Daniel : les autres couples se connaissaient depuis plus longtemps. Il y a eu souvent des malentendus entre nous et j’ai dû apprendre à modifier ma façon de guider pour qu’elle me comprenne.

Vous-êtes-vous préparés seulement en pratiquant la marche ?

Cristina : non, nous avons demandé à des professeurs et à des amis danseurs de nous observer, de nous donner leur feedback et nous avons sans cesse modifié notre abrazo. Jorge Dispari n’était pas à Buenos Aires, nous nous sommes alors tournés vers Carlitos Perez qui nous a beaucoup aidés. Il savait exactement de quoi il en retournait lors d’un championnat du monde de tango : on ne doit pas exécuter trop de pas ou de figures en même temps ni effectuer de tours dans un tango qui date d’une époque où ces derniers n’existaient pas, par exemple en dansant sur un tango ancien de Canaro.

Le fait de répéter ensemble a-t-il été une belle expérience ?

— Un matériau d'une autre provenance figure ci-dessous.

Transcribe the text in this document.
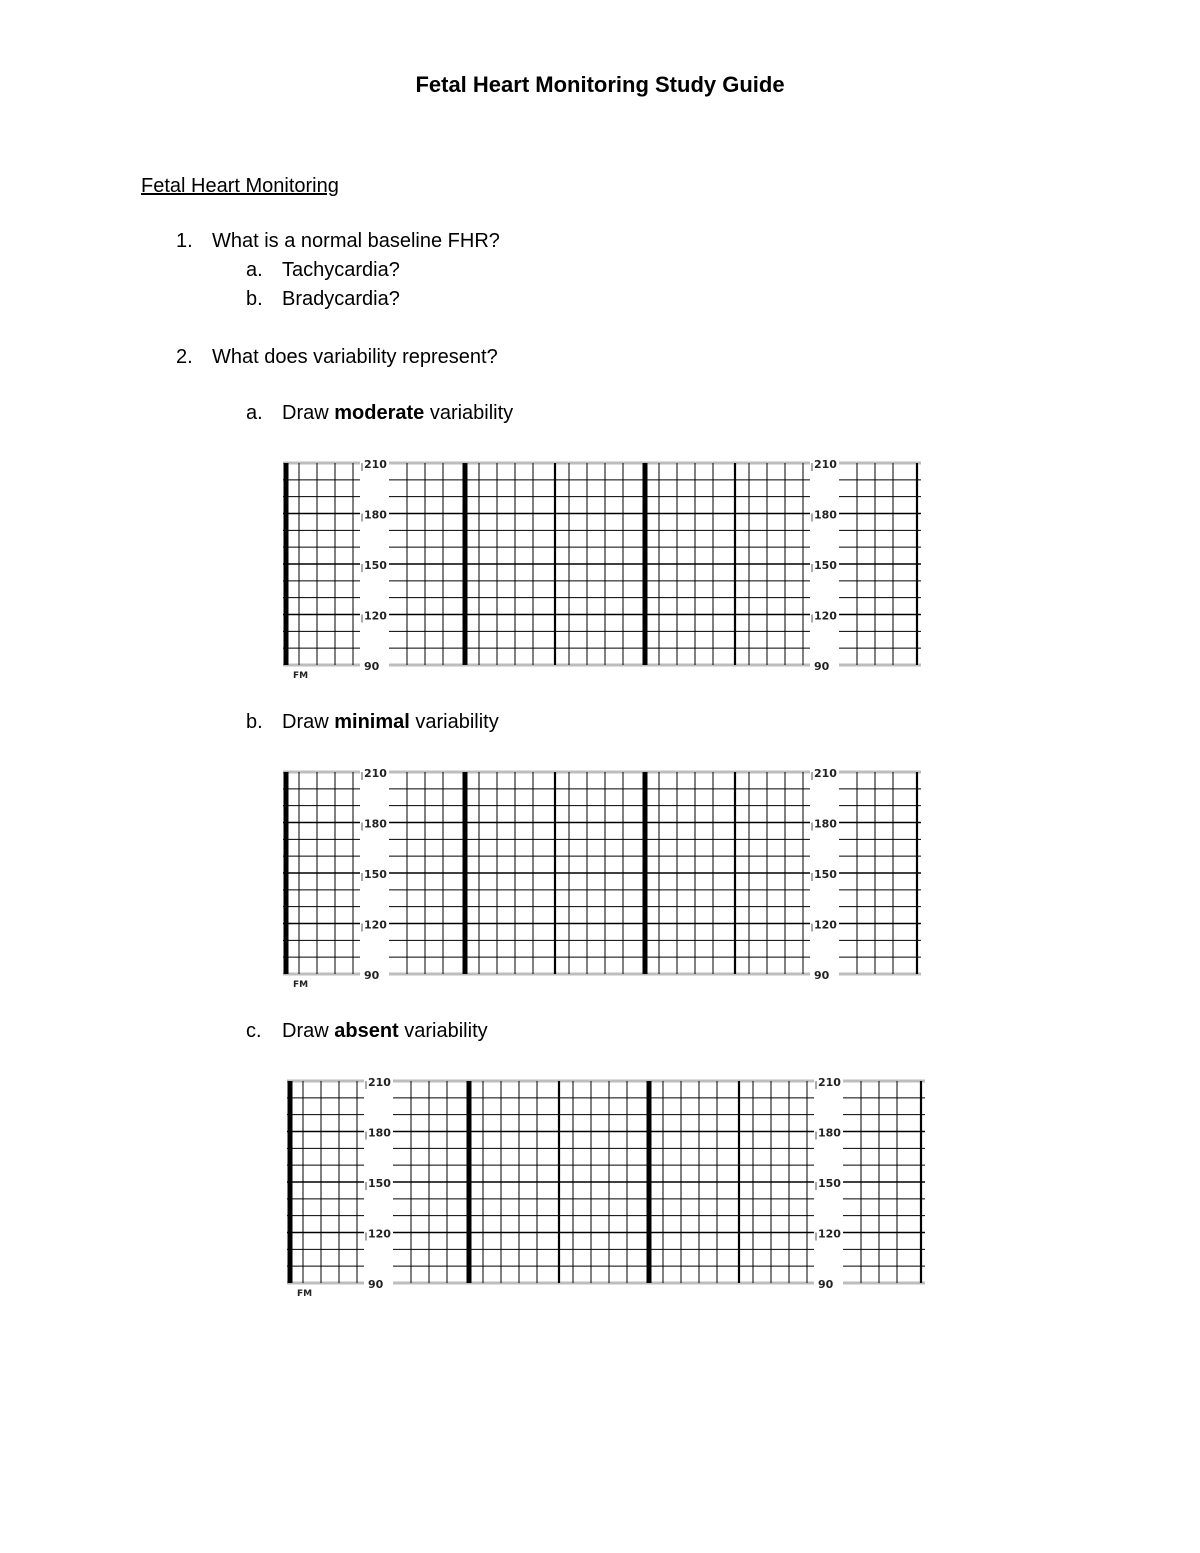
Fetal Heart Monitoring Study Guide
Fetal Heart Monitoring
1. What is a normal baseline FHR?
a. Tachycardia?
b. Bradycardia?
2. What does variability represent?
a. Draw moderate variability
210
180
150
120
90
210
180
150
120
90
FM
b. Draw minimal variability
210
180
150
120
90
210
180
150
120
90
FM
c. Draw absent variability
210
180
150
120
90
210
180
150
120
90
FM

Cristina : cela a représenté un énorme changement pour moi. Je n’avais jamais pensé à travailler de façon professionnelle avec lui, n’étant qu’une simple remplaçante dans le spectacle. C’est Dani qui vivait du tango. Certes, j’enseignais le tango aux enfants, mais je faisais, par ailleurs, des études de psychologie et je travaillais dans un cabinet d’avocats. Nous étions différents en tout : attitudes, opinions, comportements et background en tant que danseur. Je suis argentine jusqu’au bout des ongles. Le Japon a complètement changé Dani, quand je le vois évoluer là-bas, j’ai la sensation qu’il s’intègre mieux dans ce pays qu’en Argentine.

Daniel : le Japon m’a influencé personnellement et professionnellement. Ils disaient : si tu fais quelque chose, fais le bien. Arriver en retard à un cours, c’est impensable.

Pourquoi pensez-vous avoir gagné ?

Daniel : je suis un danseur de salon d’orientation classique, j’avais passé sept ans au Japon et Youtube n’existait pas encore à cette époque. J’étais donc, en ce qui concerne la danse, en grande partie livré à moi-même et je dansais ce que j’avais appris de mes maîtres à Buenos Aires, les milongueros. En Argentine, je serais peut-être devenu un danseur de Tango Nuevo, qui sait. Et quand les gens me voyaient danser à Buenos Aires, ils disaient : « Regarde ! On n’a pas vu ça depuis longtemps, c’est beau, c’est ainsi que l’on dansait avant. » Je me distinguais des autres danseurs en raison de ma longue absence et je n’avais qu’à choisir les bons pas.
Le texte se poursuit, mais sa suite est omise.